Arslan’ın özel yeteneği olan Dünya Bombası, bilmeden üzerine basan masum elfin üzerinde patladığında, bir patlama ve ardından bir acı çığlığı ormanda yankılandı.
Patlama Elf’in tüm bacağını kırıp geçirdi ve zemini kırmızıya boyadı. Arslan’ın kurbanı acı içinde çığlık attı ve yerde yuvarlanarak diğer Elfleri ondan uzaklaştırdı. Arslan ayağını yere vurdu ve bir Toprak Dikeni çığlık atan Elf’in göğsünü deldi ve hayatına son verdi.
“Siz Elfler her zaman İnsanlardan ne kadar üstün olduğunuzdan bahsedersiniz,” diye homurdandı Arslan. “Sonunda, senin kanın rengi benimkiyle aynı.”
Arslan daha sonra sağ elindeki kısa kılıcı kullanarak alay hareketi yaptı. “Sıradaki kim ölmek isterse, lütfen öne çıksın.”
Zelan Hanedanlığının Gerçek Dahisi kibirle başını kaldırdı. Elflere karşı elindeki her şeyle savaşmaya hazırlanırken güç ellerinde ve ayaklarında toplandı. Sayıca az olmasına rağmen, Elfler kamplarına saldırarak bir hata yapmıştı.

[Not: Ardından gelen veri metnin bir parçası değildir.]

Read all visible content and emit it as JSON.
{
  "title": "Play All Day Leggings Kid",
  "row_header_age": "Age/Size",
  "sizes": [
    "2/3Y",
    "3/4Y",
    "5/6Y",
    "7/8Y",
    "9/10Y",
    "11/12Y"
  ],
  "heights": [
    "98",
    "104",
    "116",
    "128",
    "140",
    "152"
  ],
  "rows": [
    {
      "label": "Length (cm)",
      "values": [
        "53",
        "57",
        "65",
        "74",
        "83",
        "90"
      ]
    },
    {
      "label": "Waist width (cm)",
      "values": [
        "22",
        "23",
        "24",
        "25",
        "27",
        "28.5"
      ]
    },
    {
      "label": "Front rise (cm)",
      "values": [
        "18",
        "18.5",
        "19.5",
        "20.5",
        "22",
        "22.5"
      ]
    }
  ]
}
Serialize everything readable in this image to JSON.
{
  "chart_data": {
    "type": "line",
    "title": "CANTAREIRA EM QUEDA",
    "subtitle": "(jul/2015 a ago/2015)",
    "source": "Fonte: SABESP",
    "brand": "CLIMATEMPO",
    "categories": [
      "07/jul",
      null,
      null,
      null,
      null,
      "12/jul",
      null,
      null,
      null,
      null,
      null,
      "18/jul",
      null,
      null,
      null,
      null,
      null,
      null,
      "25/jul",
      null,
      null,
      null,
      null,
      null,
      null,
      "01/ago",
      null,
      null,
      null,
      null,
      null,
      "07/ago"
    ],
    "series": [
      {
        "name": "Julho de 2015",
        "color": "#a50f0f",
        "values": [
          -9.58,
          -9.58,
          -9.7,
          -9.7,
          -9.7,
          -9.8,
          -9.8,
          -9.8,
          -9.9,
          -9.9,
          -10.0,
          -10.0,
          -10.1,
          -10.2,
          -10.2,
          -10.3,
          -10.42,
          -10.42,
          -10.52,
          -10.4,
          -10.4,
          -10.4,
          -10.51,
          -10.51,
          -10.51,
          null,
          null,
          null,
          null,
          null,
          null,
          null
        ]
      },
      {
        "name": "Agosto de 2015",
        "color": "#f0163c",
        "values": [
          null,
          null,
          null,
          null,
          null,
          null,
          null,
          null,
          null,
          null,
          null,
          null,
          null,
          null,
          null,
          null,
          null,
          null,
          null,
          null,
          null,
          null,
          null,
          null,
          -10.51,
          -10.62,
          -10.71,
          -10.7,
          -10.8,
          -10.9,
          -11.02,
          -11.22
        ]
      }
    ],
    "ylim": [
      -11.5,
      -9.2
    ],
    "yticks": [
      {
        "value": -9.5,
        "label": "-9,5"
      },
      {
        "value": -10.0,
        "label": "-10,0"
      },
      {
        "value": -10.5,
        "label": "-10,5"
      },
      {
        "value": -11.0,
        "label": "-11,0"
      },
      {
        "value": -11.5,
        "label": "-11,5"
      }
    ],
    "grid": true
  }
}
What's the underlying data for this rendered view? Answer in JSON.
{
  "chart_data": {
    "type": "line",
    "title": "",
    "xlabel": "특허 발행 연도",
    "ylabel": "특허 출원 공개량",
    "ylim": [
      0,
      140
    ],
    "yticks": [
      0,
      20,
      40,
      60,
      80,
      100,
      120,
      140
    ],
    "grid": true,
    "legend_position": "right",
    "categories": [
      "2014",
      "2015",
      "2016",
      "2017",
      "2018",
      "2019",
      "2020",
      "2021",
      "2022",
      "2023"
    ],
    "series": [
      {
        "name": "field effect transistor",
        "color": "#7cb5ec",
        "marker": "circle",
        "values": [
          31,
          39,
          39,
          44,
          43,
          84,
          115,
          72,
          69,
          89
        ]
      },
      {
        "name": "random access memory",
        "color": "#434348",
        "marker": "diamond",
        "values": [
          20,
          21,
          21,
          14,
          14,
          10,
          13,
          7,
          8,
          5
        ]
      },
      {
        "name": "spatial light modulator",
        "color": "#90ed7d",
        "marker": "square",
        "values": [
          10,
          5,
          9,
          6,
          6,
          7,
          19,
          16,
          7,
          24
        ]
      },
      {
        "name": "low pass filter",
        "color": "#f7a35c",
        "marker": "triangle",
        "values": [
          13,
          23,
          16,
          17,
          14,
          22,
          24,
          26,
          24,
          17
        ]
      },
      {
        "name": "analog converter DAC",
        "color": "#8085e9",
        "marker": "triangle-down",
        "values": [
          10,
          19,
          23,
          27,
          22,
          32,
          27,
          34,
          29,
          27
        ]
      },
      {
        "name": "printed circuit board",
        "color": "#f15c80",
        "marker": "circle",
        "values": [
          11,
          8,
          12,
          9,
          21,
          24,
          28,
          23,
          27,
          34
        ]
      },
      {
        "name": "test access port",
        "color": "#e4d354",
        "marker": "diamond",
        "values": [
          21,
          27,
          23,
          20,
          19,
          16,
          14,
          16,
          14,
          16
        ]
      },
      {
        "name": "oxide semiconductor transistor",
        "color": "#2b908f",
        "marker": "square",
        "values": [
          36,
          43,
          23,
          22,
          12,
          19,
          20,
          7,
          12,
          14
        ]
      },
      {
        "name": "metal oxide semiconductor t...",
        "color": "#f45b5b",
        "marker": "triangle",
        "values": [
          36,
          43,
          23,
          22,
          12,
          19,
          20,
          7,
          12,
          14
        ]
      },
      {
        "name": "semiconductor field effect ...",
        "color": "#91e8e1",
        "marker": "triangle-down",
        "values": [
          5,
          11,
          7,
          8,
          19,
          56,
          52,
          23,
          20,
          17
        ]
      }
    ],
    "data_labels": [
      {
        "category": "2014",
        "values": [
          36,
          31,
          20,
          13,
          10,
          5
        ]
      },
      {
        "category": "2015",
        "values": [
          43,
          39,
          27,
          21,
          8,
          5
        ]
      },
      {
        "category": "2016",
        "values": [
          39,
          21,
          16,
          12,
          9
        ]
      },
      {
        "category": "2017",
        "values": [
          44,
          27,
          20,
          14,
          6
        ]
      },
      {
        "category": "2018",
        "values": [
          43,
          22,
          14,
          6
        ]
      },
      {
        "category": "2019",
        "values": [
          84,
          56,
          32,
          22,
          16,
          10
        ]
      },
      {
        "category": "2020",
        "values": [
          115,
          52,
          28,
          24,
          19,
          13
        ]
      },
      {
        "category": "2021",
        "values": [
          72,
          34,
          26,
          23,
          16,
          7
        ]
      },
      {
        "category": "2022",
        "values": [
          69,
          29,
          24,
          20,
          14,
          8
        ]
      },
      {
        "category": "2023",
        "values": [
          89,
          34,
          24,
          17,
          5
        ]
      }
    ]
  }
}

Zelan Hanedanlığı’ndaki birçok kişinin Arslan’ı en büyük dahi olarak selamlamasının nedeni, gücünden değil, düşmanının hareketlerini tahmin etme ve yollarına Dünya Bombaları yerleştirmedeki esrarengiz yeteneğinden kaynaklanıyordu.
Onun Dünya Bombaları sihir yaymıyordu, bu da birileri güçlü bir sihir algılama eseri kullansa bile onları tespit etmeyi zorlaştırıyordu.
Bu, Arslan’ın Dünya Bombalarını düşmanları için çok ölümcül yaptı.
Bu yüzden Zelan Hanedanlığı’ndaki hiç kimse Grup Savaşı sırasında Arslan ve ekibine karşı savaşmak istemedi, çünkü Platin Seviyenin altındaki herkesi öldürecek kadar güçlü tespit edilemez tuzaklar kurma konusundaki esrarengiz yeteneği nedeniyle.
Arslan ve Elfler savaşırken ormanda birkaç patlama daha yankılandı. Sadece yarım saat sonra, iki yüzden fazla genç erkek ve kız çocuğu Zelan Hanedanlığı’nın sınırlarını güvenli bir şekilde terk ettiğinde durdu.